Trapped in his drunken body, his intoxicated soul, a soul that hadn’t been absolved, with no map of the road onwards to God, remained like a dog by the body going cold in the bulrushes.
Such a soul is blind and helpless. It keeps stubbornly returning to the body, because it knows no other form of existence. Yet it pines for the land it comes from, where it once used to be and from which it has been expelled into the material world. It remembers it, reminisces, laments and pines, but it does not know how to get back there. It is carried on waves of despair. Then it abandons the now rotting corpse and tries to find the way on its own. It wanders about crossroads and wayside inns and tries to cadge rides by the highways. It takes on various forms. It enters into animals and things, sometimes even barely conscious people, but it never manages to settle anywhere. In the material world it is an outcast, and nor does the spirit world want it either. For to enter the spirit world it needs a map.
After this hopeless wandering the soul returns to the body or to the place where it left the body. But for it the cold, dead body is what the charred remains of a house are for a living person. The soul tries to get the dead heart and the dead, lifeless eyelids moving, but it hasn’t enough strength or determination. In keeping with divine order, the dead body says: No. Thus the person’s body becomes a hated home, and the site of the body’s death the soul’s hated prison. The Drowned Man’s soul rustles in the reeds, simulates shadows and sometimes borrows a shape from the mist, thanks to which it tries to make contact with people. It can’t understand why people avoid it, why it strikes terror in them.
So in its confusion Dipper’s soul thought that it was still Dipper.

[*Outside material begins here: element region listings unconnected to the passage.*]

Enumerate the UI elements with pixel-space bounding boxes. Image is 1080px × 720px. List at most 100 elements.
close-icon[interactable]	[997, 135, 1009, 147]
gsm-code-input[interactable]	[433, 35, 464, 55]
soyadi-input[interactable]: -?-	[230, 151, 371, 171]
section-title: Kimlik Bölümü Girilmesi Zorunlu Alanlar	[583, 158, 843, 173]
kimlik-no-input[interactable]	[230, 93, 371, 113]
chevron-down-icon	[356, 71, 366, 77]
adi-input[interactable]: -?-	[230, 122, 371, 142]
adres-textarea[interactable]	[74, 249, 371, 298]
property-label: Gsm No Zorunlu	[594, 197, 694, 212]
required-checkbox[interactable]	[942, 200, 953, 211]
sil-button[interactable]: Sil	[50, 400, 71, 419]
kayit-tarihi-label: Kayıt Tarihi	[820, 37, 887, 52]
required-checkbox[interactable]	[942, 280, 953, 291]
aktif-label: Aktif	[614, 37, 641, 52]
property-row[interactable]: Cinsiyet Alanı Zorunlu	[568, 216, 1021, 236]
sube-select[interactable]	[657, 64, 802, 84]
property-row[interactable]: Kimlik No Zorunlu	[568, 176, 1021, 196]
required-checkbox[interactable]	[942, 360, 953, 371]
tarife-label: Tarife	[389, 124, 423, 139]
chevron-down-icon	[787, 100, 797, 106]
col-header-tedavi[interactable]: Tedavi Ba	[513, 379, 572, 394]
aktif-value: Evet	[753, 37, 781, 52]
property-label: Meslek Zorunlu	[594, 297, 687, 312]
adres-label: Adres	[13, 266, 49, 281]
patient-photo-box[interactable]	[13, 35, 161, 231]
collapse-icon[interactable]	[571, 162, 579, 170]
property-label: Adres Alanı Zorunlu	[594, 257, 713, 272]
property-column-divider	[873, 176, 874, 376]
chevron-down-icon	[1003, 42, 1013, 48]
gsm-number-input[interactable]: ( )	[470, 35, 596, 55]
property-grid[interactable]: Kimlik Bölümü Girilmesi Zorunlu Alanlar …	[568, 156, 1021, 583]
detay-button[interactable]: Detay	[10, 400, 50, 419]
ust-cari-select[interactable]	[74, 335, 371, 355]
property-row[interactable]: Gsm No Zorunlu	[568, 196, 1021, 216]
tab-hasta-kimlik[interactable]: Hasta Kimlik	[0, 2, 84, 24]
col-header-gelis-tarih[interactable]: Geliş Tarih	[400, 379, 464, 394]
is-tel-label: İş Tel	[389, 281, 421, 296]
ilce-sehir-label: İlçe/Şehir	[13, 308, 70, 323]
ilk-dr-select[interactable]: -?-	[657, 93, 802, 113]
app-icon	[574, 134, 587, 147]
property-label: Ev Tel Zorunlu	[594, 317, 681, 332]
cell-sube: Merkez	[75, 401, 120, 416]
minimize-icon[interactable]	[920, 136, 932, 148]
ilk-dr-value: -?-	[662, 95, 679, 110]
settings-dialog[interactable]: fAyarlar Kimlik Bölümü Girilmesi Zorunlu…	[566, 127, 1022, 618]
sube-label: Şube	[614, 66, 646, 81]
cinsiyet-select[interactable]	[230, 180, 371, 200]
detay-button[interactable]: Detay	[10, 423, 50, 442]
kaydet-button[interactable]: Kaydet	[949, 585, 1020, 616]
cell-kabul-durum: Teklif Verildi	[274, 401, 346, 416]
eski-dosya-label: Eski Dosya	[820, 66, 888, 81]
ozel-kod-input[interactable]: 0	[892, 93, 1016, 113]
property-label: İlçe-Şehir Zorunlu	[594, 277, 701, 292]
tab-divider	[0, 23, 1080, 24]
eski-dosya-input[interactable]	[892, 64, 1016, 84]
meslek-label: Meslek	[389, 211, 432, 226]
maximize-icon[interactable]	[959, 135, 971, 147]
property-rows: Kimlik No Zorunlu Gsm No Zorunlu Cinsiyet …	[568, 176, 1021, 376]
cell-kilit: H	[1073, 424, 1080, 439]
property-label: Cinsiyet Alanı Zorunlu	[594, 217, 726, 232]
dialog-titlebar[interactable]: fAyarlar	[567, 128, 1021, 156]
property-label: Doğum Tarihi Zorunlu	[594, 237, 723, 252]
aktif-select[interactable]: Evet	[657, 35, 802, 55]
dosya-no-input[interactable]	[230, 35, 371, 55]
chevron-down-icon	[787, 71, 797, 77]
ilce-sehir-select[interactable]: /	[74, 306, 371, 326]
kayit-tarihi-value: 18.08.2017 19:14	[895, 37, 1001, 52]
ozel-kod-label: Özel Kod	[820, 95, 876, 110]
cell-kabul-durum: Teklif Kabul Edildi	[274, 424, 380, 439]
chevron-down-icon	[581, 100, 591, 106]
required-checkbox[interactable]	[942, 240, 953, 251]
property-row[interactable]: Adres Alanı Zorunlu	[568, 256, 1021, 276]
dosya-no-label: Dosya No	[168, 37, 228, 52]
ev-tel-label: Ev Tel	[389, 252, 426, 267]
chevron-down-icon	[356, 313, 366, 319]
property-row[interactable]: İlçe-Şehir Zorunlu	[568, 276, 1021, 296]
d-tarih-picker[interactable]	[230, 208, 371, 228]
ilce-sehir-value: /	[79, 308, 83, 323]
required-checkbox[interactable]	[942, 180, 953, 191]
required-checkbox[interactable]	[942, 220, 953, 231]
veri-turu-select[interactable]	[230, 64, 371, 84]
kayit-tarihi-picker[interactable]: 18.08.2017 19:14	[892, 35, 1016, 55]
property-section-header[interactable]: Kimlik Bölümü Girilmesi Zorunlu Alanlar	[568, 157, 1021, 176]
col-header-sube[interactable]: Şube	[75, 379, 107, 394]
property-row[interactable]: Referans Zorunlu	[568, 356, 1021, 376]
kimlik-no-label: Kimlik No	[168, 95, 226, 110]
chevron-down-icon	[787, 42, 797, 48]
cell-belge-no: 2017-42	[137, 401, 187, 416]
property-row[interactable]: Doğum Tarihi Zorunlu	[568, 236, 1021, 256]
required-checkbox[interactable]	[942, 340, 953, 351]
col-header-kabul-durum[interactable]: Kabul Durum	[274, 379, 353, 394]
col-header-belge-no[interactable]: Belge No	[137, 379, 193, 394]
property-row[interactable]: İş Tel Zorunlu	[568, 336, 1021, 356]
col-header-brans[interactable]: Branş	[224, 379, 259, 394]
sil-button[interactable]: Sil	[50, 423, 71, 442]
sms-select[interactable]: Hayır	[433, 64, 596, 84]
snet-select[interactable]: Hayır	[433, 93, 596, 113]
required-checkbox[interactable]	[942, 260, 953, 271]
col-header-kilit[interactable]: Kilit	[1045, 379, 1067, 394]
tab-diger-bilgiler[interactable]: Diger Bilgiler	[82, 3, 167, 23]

In time, a sort of disappointment and dislike of everything human was born in Dipper’s soul. Some remains of old, human or even animal thoughts were tangled in it, some memories and images. So it believed it would re-enact the moment of disaster, the moment of Dipper’s or someone else’s death, and that this would help it to become free. That was why it wanted so badly to startle some other horses, overturn a cart and drown a person. So from the soul of Dipper the Drowned Man was born.
The Drowned Man chose as his headquarters a forest pond with a dike and a little bridge, and also the entire forest called Wodenica, and the meadows from Papiernia all the way to Wydymacz, where the mist could be especially dense. Mindless and vacant, he roamed his estates. Only sometimes, when he met a man or an animal, was he animated by a sense of anger. Then his enduring took on meaning. He would do his best at any price to cause whatever creature he encountered some evil, lesser or greater, but an evil.
The Drowned Man was always discovering his own potential anew. At first he thought he was weak and defenceless, that he was something like a flurry of wind, a light haze or a puddle of water. Then he discovered that he could move faster than anyone could imagine, just by thought alone. He thought about a place, and at once he could be there, in a flash. He also discovered that the mist obeyed him, and that he could control it as he wished. He could take strength from it, or a shape, he could move entire clouds of it, block out the sun with it, blur the horizon and extend the night. The Drowned Man realised that he was the King of the Mist, and from then on that was how he started to think of himself – the King of the Mist.
The King of the Mist felt best under water. For years on end he lay under its surface on a bed of silt and rotting leaves. From under the water he watched the changing seasons and the movements of the sun and the moon. From under the water he saw the rain, the leaves falling in autumn, the dances of summer dragonflies, people bathing, and the orange feet of wild ducks. Sometimes something woke him from this sleep-non-sleep, sometimes not. He never wondered about it. He just endured.